Arthur Brand, a man nicknamed the “Indiana Jones of the art world,” has done it again.

The Dutch art historian and art crime investigator recently located Pablo Picasso’s Portrait of Dora Maar ( also known as Buste de Femme) after it was stolen from a Saudi sheikh’s yacht on the French Riviera in 1999.

The 1938 painting, which hung in Picasso’s home until he died in 1973, had a personal significance to the artist: Dora Maar was his lover and muse for seven years.

According to the BBC, Brand began searching for the rare masterpiece — believed to be worth $28 million — about four years ago when he heard that a “Picasso stolen from a ship” was believed to circulating in the Netherlands criminal underworld.

Arthur Brand told the Associated Press that he took possession of the 1938 painting Buste de Femme two weeks ago after trailing it for years in Amsterdam.

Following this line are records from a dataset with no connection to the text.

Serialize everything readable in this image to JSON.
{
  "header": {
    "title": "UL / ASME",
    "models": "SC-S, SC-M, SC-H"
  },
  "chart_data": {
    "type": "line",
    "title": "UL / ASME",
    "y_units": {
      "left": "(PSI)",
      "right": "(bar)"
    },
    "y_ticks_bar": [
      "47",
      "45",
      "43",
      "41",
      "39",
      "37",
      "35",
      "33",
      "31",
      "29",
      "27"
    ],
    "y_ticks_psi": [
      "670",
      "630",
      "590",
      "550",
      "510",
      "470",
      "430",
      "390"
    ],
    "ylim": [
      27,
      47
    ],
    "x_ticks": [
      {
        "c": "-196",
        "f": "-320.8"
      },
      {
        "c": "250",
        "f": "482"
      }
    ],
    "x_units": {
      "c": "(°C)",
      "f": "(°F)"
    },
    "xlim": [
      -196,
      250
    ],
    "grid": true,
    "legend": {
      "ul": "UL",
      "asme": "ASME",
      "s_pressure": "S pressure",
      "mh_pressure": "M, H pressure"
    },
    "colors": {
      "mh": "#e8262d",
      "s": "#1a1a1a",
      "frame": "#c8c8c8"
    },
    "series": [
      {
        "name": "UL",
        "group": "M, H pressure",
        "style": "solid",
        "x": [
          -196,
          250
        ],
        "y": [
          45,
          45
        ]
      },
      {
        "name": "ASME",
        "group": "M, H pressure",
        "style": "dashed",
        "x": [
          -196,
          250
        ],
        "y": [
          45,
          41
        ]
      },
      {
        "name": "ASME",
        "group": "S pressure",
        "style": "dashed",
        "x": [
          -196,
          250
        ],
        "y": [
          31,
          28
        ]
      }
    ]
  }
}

Brand, whose previous finds include a pair of bronze horses sculpted for Adolf Hitler, has since handed over the painting, which he estimates to be worth around €25m (£21.3m), to an insurance company. It was not immediately clear what would happen to the painting.

Brand said he knew it was the real thing as soon as he got his hands on it and peeled away two plastic bags covering the canvas. “You know it’s a Picasso because there is some magic coming off it,” he said.

He said that since the theft from a yacht moored in the French Riviera port of Antibes, a number of forgeries had been offered to insurers and rejected. “But a forger never knows how the back looks,” Brand said, without specifying what was there. “When I saw the back of the painting, I knew it was the real one.”

Brand said the painting had circulated in the criminal underworld of the Dutch capital. “It was used as some kind of money as payment for drug and arm deals,” he said.

Eventually a person who had the painting in their possession decided to turn it in and reached out to Brand. “[The businessman] thought the Picasso was part of a legitimate deal. It turns out the deal was legitimate — the method of payment was not,” Brand told AFP.